The “Guggenheim effect” refers to the economic, political, and cultural ramifications of a city’s gentrification or revitalization through the means of cultural or artistic initiatives. According to Vicario and Monje’s “Another ‘Guggenheim Effect’? The Generation of a Potentially Gentrifiable Neighbourhood in Bilbao,” these revitalization strategies are based on six foundational elements (based on the 1980’s gentrification of Bilbao): firstly, the city planners had to embrace a “post-industrial vision” with a primary objective of “[securing] our place among the ‘world-class’ metropolitan centres”; second, the city’s image had to be rebranded into a “better-looking, innovative, attractive city”; third, they would achieve this rebranding through aggressive “place-marketing” campaign,” including the creation of new cultural facilities; fourth, “downtown” initiatives would transform residential areas into commercial property sites; fifth, the revitalization would have to rely on and build an urban leisure economy; and finally, a new governance system had to be enacted as the agents of the revitalization through privatized means of gentrification and lobbying.

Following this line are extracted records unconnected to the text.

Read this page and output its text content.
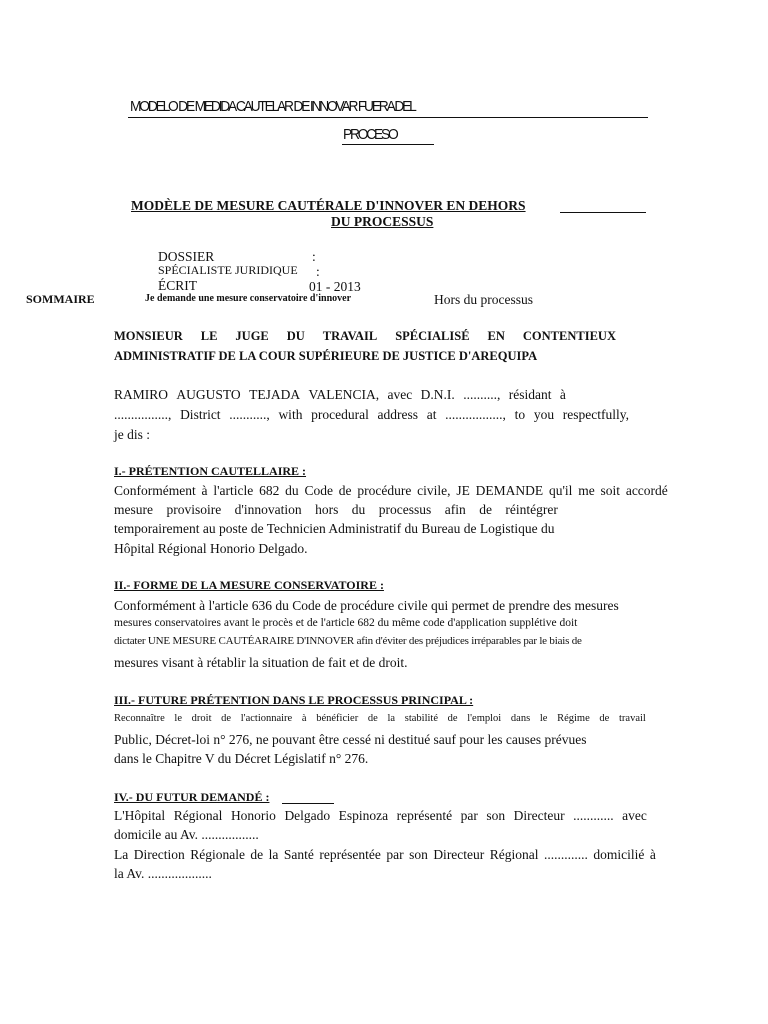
MODELO DE MEDIDA CAUTELAR DE INNOVAR FUERA DEL
PROCESO
MODÈLE DE MESURE CAUTÉRALE D'INNOVER EN DEHORS
DU PROCESSUS
DOSSIER	:
SPÉCIALISTE JURIDIQUE :
ÉCRIT	01 - 2013
SOMMAIRE	Je demande une mesure conservatoire d'innover	Hors du processus
MONSIEUR LE JUGE DU TRAVAIL SPÉCIALISÉ EN CONTENTIEUX
ADMINISTRATIF DE LA COUR SUPÉRIEURE DE JUSTICE D'AREQUIPA
RAMIRO AUGUSTO TEJADA VALENCIA, avec D.N.I. .........., résidant à
................, District ..........., with procedural address at ................., to you respectfully,
je dis :
I.- PRÉTENTION CAUTELLAIRE :
Conformément à l'article 682 du Code de procédure civile, JE DEMANDE qu'il me soit accordé
mesure provisoire d'innovation hors du processus afin de réintégrer
temporairement au poste de Technicien Administratif du Bureau de Logistique du
Hôpital Régional Honorio Delgado.
II.- FORME DE LA MESURE CONSERVATOIRE :
Conformément à l'article 636 du Code de procédure civile qui permet de prendre des mesures
mesures conservatoires avant le procès et de l'article 682 du même code d'application supplétive doit
dictater UNE MESURE CAUTÉARAIRE D'INNOVER afin d'éviter des préjudices irréparables par le biais de
mesures visant à rétablir la situation de fait et de droit.
III.- FUTURE PRÉTENTION DANS LE PROCESSUS PRINCIPAL :
Reconnaître le droit de l'actionnaire à bénéficier de la stabilité de l'emploi dans le Régime de travail
Public, Décret-loi n° 276, ne pouvant être cessé ni destitué sauf pour les causes prévues
dans le Chapitre V du Décret Législatif n° 276.
IV.- DU FUTUR DEMANDÉ :
L'Hôpital Régional Honorio Delgado Espinoza représenté par son Directeur ............ avec
domicile au Av. .................
La Direction Régionale de la Santé représentée par son Directeur Régional ............. domicilié à
la Av. ...................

Now, to translate these six elements of revitalization to Abu Dhabi, there seems to be some extent of overlapping efforts and some divide. Firstly, Abu Dhabi is not by any means a decrepit city that requires a sort of injection of funds or international capital investment; it already has an extensively established oil market upon which the city depends and thrives. In this way, it might be difficult to compare the Bilbao effect to the “Guggenheim effect” occurring in Abu Dhabi.

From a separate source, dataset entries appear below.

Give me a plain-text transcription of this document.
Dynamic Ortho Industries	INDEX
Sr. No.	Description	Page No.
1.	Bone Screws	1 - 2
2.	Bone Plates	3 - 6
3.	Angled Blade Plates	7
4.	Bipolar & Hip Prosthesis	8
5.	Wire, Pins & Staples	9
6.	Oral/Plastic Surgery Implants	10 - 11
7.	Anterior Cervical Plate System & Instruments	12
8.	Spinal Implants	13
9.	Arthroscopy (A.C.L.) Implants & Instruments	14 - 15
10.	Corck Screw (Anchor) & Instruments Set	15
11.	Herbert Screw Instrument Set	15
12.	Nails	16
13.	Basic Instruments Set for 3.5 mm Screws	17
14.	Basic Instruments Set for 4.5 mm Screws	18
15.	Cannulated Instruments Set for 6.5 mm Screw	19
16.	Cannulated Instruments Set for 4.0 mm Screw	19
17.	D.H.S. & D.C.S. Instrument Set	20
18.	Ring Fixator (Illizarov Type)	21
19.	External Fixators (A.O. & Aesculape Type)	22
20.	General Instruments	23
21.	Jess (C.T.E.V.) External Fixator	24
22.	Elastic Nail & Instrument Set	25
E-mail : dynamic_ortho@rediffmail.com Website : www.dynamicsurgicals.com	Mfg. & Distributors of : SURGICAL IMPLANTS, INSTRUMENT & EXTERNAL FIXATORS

In the overview of the Louvre Abu Dhabi on the Saadiyat Island’s homepage, the curatorial concept of the Louvre is meant to address “universal themes and common influences will be highlighted to illustrate similarities arising from shared human experience transcending geography, nationality and history.” This seems to be deliberately aligned with the culture of Abu Dhabi, and even Saadiyat island in particular, in response to its extremely culturally mixed demographics as a result of its oil market and consequent booming economy. Saadiyat Island is also a particularly mixed-culture hub of Abu Dhabi because of its housing ofNYU’s Abu Dhabi campus, and its plans to create the Guggenheim Abu Dhabi. These seem to be aligned heavily with Vicario and Monje’s third element of rebranding through “place-marketing,” with a heavy emphasis on the creation of cultural facilities. Additionally, Abu Dhabi has in fact been conspicuously using privatized means to lobby for and gentrify their areas, such as theTourism Development and Investment Company (TDIC), keeping them aligned with the sixth point of revitalization.
Perhaps the cultural initiatives that the government is enacting is a means to counteract the nation’s dependency on their oil market, which is a limited resource, by using culture as a sustainable resource. In this way, the Abu Dhabi Louvre and its other initiatives might be the perfect remedy. However, it seems that this “culture” that is being cultivated in the city may be one that is ironically not the culture of the nation itself, but rather an utopian, visionary globalized culture. Abu Dhabi seems to be a city that is slowly deteriorating in its former markers of culture and status (including in the driving out of street vendors, as Arfa Rehman of NYU Abu Dhabi argues) in order to become a city with vague ties to its own history, focused on future endeavors and a blurring of global lines.